Question

If \(P(A) = 0.4\), \(P(B) = 0.7\), and \(P(A \cap B) = 0.2\), what is the value of \(P(A \cup B)\)
(I'm lost pls help)

Answer 1

I know the answer of the question but I need to know how to solve it.

Answer 2

hold on

Answer 3

addition rule of probability as so you would take A and B and do A+B as of which it doesn't matter what numbers u put in those spots all we care about is subtracting the other number, so if 0.7+0.4 is what we have then we will minus it by 0.2 so in turn we have 0.7+0.4-0.2 which equals 0.9

Answer 4

if not am stumped

Answer 5

here's what Google has to say:

To find the value of \(P(A \cup B)\), you use the Addition Rule for probability.

The Formula:\(P(A\cup B)=P(A)+P(B)-P(A\cap B)\)

The Calculation:Plug in your values: \(0.4 + 0.7 - 0.2\)
Add the individual probabilities: \(0.4 + 0.7 = 1.1\)
Subtract the intersection: \(1.1 - 0.2 = 0.9\)The value of \(P(A \cup B)\) is 0.9.

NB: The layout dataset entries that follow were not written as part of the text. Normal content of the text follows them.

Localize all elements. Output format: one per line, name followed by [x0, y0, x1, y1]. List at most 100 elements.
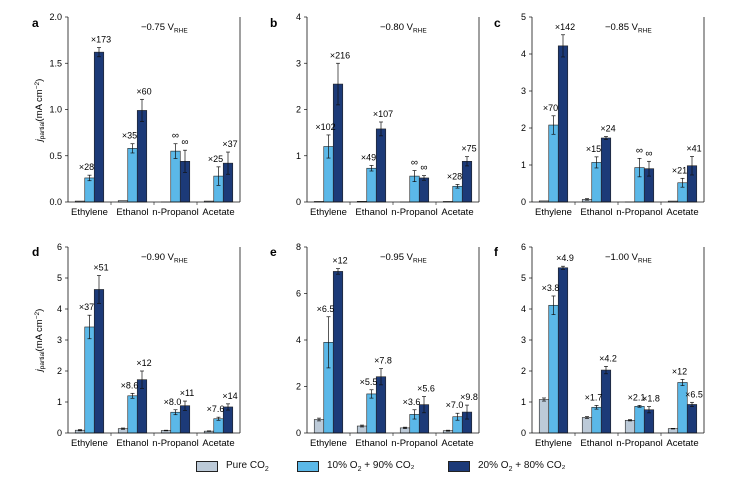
y-tick-label: 4 [296, 335, 301, 345]
annotation: ×7.6 [207, 404, 225, 414]
bar [84, 326, 95, 434]
y-tick-label: 0.5 [49, 151, 62, 161]
panel-letter: b [270, 16, 277, 30]
y-tick-label: 5 [521, 273, 526, 283]
panel-letter: c [494, 16, 501, 30]
annotation: ×24 [600, 124, 615, 134]
annotation: ×107 [373, 109, 393, 119]
bar [581, 417, 593, 434]
x-tick-label: Acetate [666, 438, 698, 449]
y-tick-label: 4 [521, 304, 526, 314]
x-tick-label: Acetate [666, 207, 698, 218]
annotation: ×7.0 [446, 400, 464, 410]
bar [548, 124, 559, 203]
x-tick-label: Ethanol [116, 207, 148, 218]
annotation: ×1.7 [585, 392, 603, 402]
bar [170, 411, 181, 434]
x-tick-label: n-Propanol [391, 438, 437, 449]
y-tick-label: 0 [296, 197, 301, 207]
bar [366, 393, 377, 434]
y-tick-label: 0 [521, 428, 526, 438]
y-tick-label: 2 [296, 105, 301, 115]
x-tick-label: n-Propanol [152, 207, 198, 218]
annotation: ×8.6 [121, 380, 139, 390]
annotation: ×70 [543, 103, 558, 113]
annotation: ×37 [222, 139, 237, 149]
bar [643, 409, 655, 434]
potential-label: −0.75 VRHE [141, 22, 188, 35]
annotation: ×9.8 [460, 392, 478, 402]
x-tick-label: Ethanol [355, 438, 387, 449]
annotation: ×41 [686, 143, 701, 153]
annotation: ×12 [332, 256, 347, 266]
annotation: ×102 [315, 122, 335, 132]
bar [600, 369, 612, 434]
annotation: ∞ [645, 148, 652, 159]
x-tick-label: Ethanol [116, 438, 148, 449]
bar [600, 137, 612, 203]
y-tick-label: 2.0 [49, 12, 62, 22]
panel-letter: a [32, 16, 39, 30]
x-tick-label: Ethylene [535, 438, 572, 449]
bar [591, 406, 602, 434]
bar [591, 162, 602, 203]
potential-label: −0.85 VRHE [605, 22, 652, 35]
y-axis-title: jpartial(mA cm−2) [34, 79, 46, 144]
bar [548, 304, 559, 434]
potential-label: −1.00 VRHE [605, 252, 652, 265]
bar [557, 267, 569, 434]
y-tick-label: 3 [521, 335, 526, 345]
annotation: ∞ [420, 163, 427, 174]
y-tick-label: 0 [521, 197, 526, 207]
panel-letter: f [494, 245, 499, 259]
annotation: ×21 [672, 165, 687, 175]
annotation: ×7.8 [374, 356, 392, 366]
y-tick-label: 5 [521, 12, 526, 22]
annotation: ×35 [122, 131, 137, 141]
bar [313, 419, 325, 434]
annotation: ×6.5 [317, 304, 335, 314]
x-tick-label: Ethylene [71, 438, 108, 449]
annotation: ×12 [672, 366, 687, 376]
annotation: ×49 [361, 152, 376, 162]
y-tick-label: 6 [521, 242, 526, 252]
x-tick-label: Ethylene [310, 207, 347, 218]
bar [418, 177, 430, 203]
annotation: ×4.2 [599, 353, 617, 363]
y-tick-label: 5 [57, 273, 62, 283]
bar [222, 406, 234, 434]
annotation: ×11 [180, 388, 195, 398]
y-tick-label: 1 [521, 397, 526, 407]
annotation: ×5.6 [417, 383, 435, 393]
annotation: ×2.1 [628, 392, 646, 402]
panel-letter: e [270, 245, 277, 259]
annotation: ×25 [208, 154, 223, 164]
legend: Pure CO2 10% O2 + 90% CO₂ 20% O2 + 80% C… [0, 455, 737, 477]
legend-label: Pure CO2 [226, 459, 269, 473]
bar [127, 395, 138, 434]
x-tick-label: Acetate [202, 438, 234, 449]
x-tick-label: n-Propanol [391, 207, 437, 218]
x-tick-label: Acetate [441, 207, 473, 218]
y-tick-label: 1 [296, 151, 301, 161]
annotation: ×1.8 [642, 394, 660, 404]
annotation: ∞ [181, 137, 188, 148]
y-tick-label: 2 [296, 382, 301, 392]
annotation: ×75 [461, 144, 476, 154]
bar [452, 185, 463, 203]
y-tick-label: 4 [296, 12, 301, 22]
y-tick-label: 8 [296, 242, 301, 252]
x-tick-label: Ethylene [535, 207, 572, 218]
bar [538, 399, 550, 434]
bar [686, 404, 698, 434]
potential-label: −0.80 VRHE [380, 22, 427, 35]
potential-label: −0.90 VRHE [141, 252, 188, 265]
x-tick-label: Ethanol [580, 207, 612, 218]
y-tick-label: 3 [57, 335, 62, 345]
annotation: ∞ [636, 145, 643, 156]
annotation: ×14 [222, 391, 237, 401]
annotation: ×6.5 [685, 389, 703, 399]
annotation: ×8.0 [164, 397, 182, 407]
y-tick-label: 2 [521, 366, 526, 376]
annotation: ×37 [79, 302, 94, 312]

Why do we subtract \(P(A \cap B)\)?

Think of it like two overlapping circles in a Venn diagram:When you add \(P(A)\) and \(P(B)\) together, you are counting the area where they overlap (the intersection) twice.To get the correct total area (the union), you have to subtract that overlap once so it's only counted once.

Answer 6

P(a) + P(b) - P(a and b) = p(a or b)

p(a and b) represents the overlap where both events are true, which means we don't want to add that to our total probability if we just want the chance of one event happening at a time.